Market Briefing For Monday, July 25, 2022
Fairly critical trading returns next week; although likely on-hold (shuffling) ahead of the FOMC decision on rates; and especially the 'news conference'. There are only nominal changes in the market's backdrop; aside Russia did indeed allow resumption of Natural Gas shipments. This wasn't even noted in a significant way by the market or media; which tended to shade the reality by saying Gas was flowing only at 40% of capacity.
That's just the same as flows before and also is considered a safer approach in some ways. But really the 'turbine' they're awaiting is the next point; as well as I think just 'cover spin' by Russia saying they won't sell Oil if there's a price cap on sales to Europe. World market prices fluctuate and this is no different.
Overall market 'sentiment' is more negative than what we're seeing in data; while declines in Oil we were suspecting likely after the excessive hype by a few Wall Street firms with 200 and 300 / bbl price targets that I thought crazy. Anyway the Oil slippage helps mitigate inflationary worries to some degree; so combine the Agricultural commodities dipping a bit; it might calm the Fed.
Friday's deal we've been mentioning all week (negotiations in Turkey) being negotiated to reopen 'grain shipments' from Odessa in Ukraine, matter. That both mitigates inflationary pressure (since the U.S. won't have to ship grain to Africa to an extent offsetting non-shipments from Ukraine and Russia) and of greater significance, it helps minimize famine, already challenge by drought.
Russia's subsequent attack on Odessa Saturday is outrageous and violates of course the spirit of the 'deal', even though the grain-export Agreement wasn't itself a ceasefire, which the missile attack emphasizes in no uncertain terms.
So after our forecast late June to early-mid July rally; there's like not much of a likely extension higher without an intervening consolidation and/or retreat. I have already indicated that prospect; but the resumption of Natural Gas from Russia (without love but needed) to Germany matters; and was expected as I discussed the pressure testing of the transmission lines a few days ago.
Earnings are variable and probably not going to give clear guidance, because it is impossible. And you likely will have too much read-into this last rally while Europeans (and even China) were busily injecting liquidity while also hiking a key ECB rate. The bond market is pricing-in rate cuts in 2023; so that's also a part of why traders think they need to be buying risk; probably before setback time (Dog Days of Summer); but mostly a time for holding or buying more as it evolves. Of course there could be a financial event which can't be assuaged .. as that's the nature of surprises.
Basically this is seasonal upside exhaustion in the market; it is not an indication of forthcoming collapse based on the way news is flowing.

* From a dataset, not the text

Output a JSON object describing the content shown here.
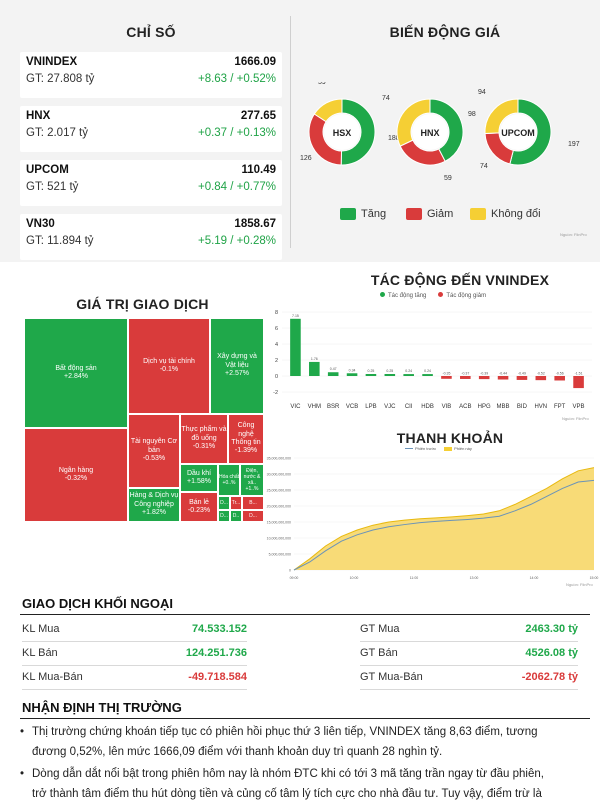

It is a world of uncertainty; but the best buys were last month in tech or small cap disruptive tech; not in defensive stocks the always-long but fearful money managers and pundits advocated. They did okay; but smaller-cap did better. It's tricky; and while technicians still call for new lows; it's hard to achieve chaos I think, at a time when significant 90% down volume days haven't even realized sustained declines. I'm not saying we won't get one; but needs a catalyst that is beyond what we've already had.
In sum: demand destruction has indeed contributed to Oil reversing a bit. We don't need (or desire) a big decline in Energy; just enough to calm things and of course the important resumption of Natural Gas to Germany matters a lot; at the same time it shows Russia's leverage on energy; as I warned long ago.
There's an economic slowdown going on; but this was as I contended; sort of a 'bad news is good news' environment; because it trims the Fed's likely zeal at this coming week's FOMC meeting. And that is the key to upcoming action.
There are positives and negatives in this market. Prioritizing chaos avoidance was our view of the past few weeks; and we think the Fed too wants progress towards the 'miracle' goal of a soft(ish) landing we've discussed over time.
The barometers of sentiment, of fear, and of economies mostly are negative. Which also means people were positioned for decline; and hence the fuel for a rebound, sustainable or not, was our view since mid-June. Now we go back to caution but not overt bearishness for more than retreats; because there's a varying backdrop that we needed to mitigate the worst case. And I thought it's a possibility that if Russia and Ukraine made a deal on 'grain shipments', that might must be a precursor to a deeper agreement which leads to 'ceasefire'.
There's very little new aside the S&P slip-sliding (not unusual after the run-up) and then firming a bit at the end of Friday's trade. No change in expectations.
Bottom line: the S&P had nice anticipated runs for several weeks and should be near a respite; albeit not a catastrophe, barring any unpleasant surprises.
Basically it's on hold ahead of the coming week's FOMC meeting and action in the Oil market particularly; which did finish in the 90's; which is realistic as a pullback from excess; but not too low; since global demand is still fairly high.